Alain C. Frantz – One of the best experts on this subject based on the ideXlab platform.

  • Evidence of hybridisation between the common Indonesian banded pig (Sus scrofa vitattus) and the endangered Java warty pig (Sus verrucosus)
    Conservation Genetics, 2020
    Co-Authors: Frank Drygala, Johanna Rode-margono, Gono Semiadi, Alain C. Frantz
    Abstract:

    Due to hybridisation and breakdown of reproduction barriers the Java warty pig an endangered suid endemic to Java, may be assimilated into the gene pools of the more common Indonesian banded pig and become extinct.

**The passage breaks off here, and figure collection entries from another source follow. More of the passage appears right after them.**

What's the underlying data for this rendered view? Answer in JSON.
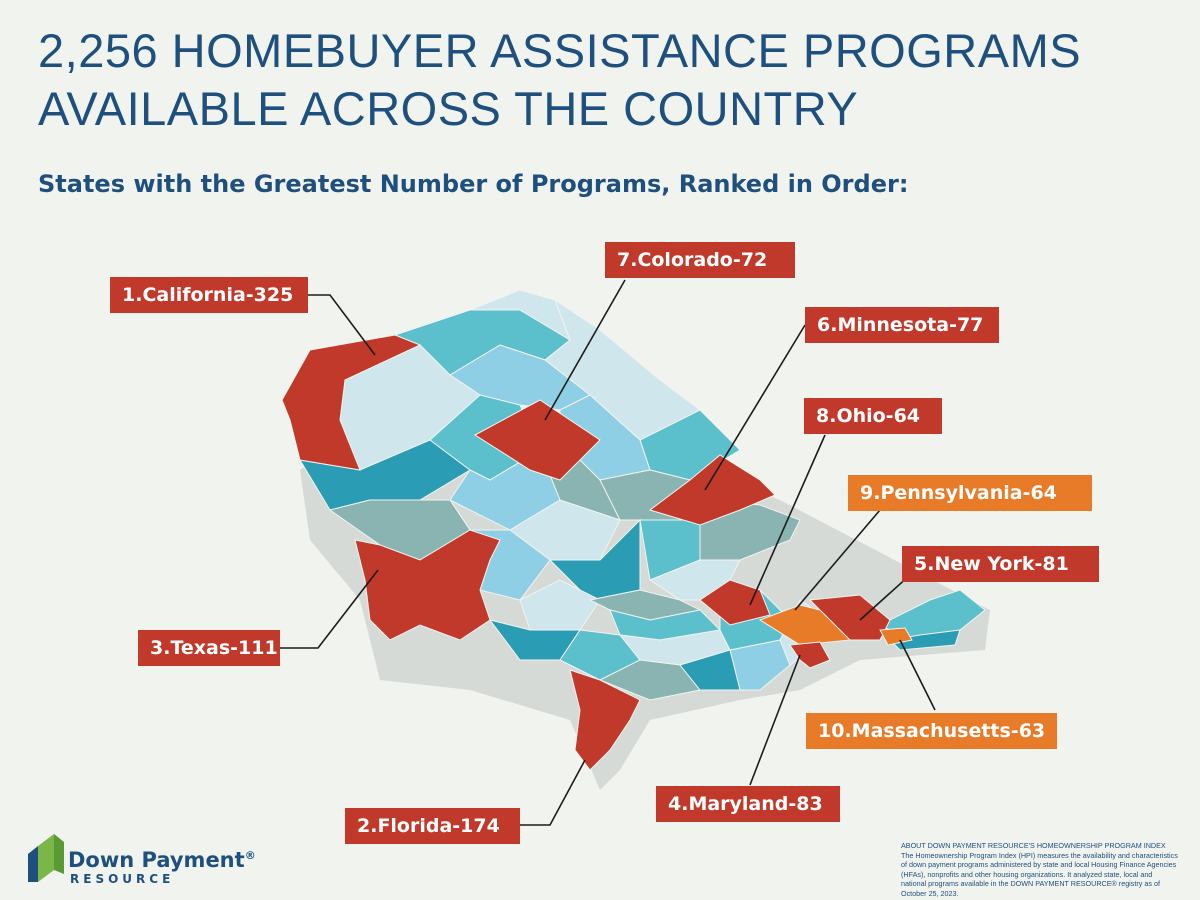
{
  "title": {
    "line1": "2,256 HOMEBUYER ASSISTANCE PROGRAMS",
    "line2": "AVAILABLE ACROSS THE COUNTRY"
  },
  "subtitle": "States with the Greatest Number of Programs, Ranked in Order:",
  "rankings": [
    {
      "rank": 1,
      "label": "1.California-325",
      "state": "California",
      "programs": 325,
      "color": "#c1392b"
    },
    {
      "rank": 2,
      "label": "2.Florida-174",
      "state": "Florida",
      "programs": 174,
      "color": "#c1392b"
    },
    {
      "rank": 3,
      "label": "3.Texas-111",
      "state": "Texas",
      "programs": 111,
      "color": "#c1392b"
    },
    {
      "rank": 4,
      "label": "4.Maryland-83",
      "state": "Maryland",
      "programs": 83,
      "color": "#c1392b"
    },
    {
      "rank": 5,
      "label": "5.New York-81",
      "state": "New York",
      "programs": 81,
      "color": "#c1392b"
    },
    {
      "rank": 6,
      "label": "6.Minnesota-77",
      "state": "Minnesota",
      "programs": 77,
      "color": "#c1392b"
    },
    {
      "rank": 7,
      "label": "7.Colorado-72",
      "state": "Colorado",
      "programs": 72,
      "color": "#c1392b"
    },
    {
      "rank": 8,
      "label": "8.Ohio-64",
      "state": "Ohio",
      "programs": 64,
      "color": "#c1392b"
    },
    {
      "rank": 9,
      "label": "9.Pennsylvania-64",
      "state": "Pennsylvania",
      "programs": 64,
      "color": "#e87b28"
    },
    {
      "rank": 10,
      "label": "10.Massachusetts-63",
      "state": "Massachusetts",
      "programs": 63,
      "color": "#e87b28"
    }
  ],
  "logo": {
    "name": "Down Payment",
    "registered": "®",
    "sub": "RESOURCE",
    "icon": "house-logo-icon"
  },
  "about_text": "ABOUT DOWN PAYMENT RESOURCE'S HOMEOWNERSHIP PROGRAM INDEX The Homeownership Program Index (HPI) measures the availability and characteristics of down payment programs administered by state and local Housing Finance Agencies (HFAs), nonprofits and other housing organizations. It analyzed state, local and national programs available in the DOWN PAYMENT RESOURCE® registry as of October 25, 2023.",
  "colors": {
    "title": "#1f4f7c",
    "highlight_red": "#c1392b",
    "highlight_orange": "#e87b28",
    "background": "#f1f3ef"
  }
}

Here, we aimed to detect introgressive hybridisation between both suids by microsatellite genotyping warty pigs from two captive populations and from the wild, as well as a banded pig population. While all but one captive individual were genetically pure, we showed, in contrast to a previous survey based on skull measurements, that five wild-born warty pigs in West Java were hybrids. Moreover, we detected four F2 hybrids in the wild warty pig population ( q _ range 0.15–0.99) and one F2 hybrid in the wild banded pig population (q = 0.25), confirming reproductive fertility for F1 hybrids. Our results highlight the potential risk of extinction through Hybridization and genetic swamping of the endangered warty pig.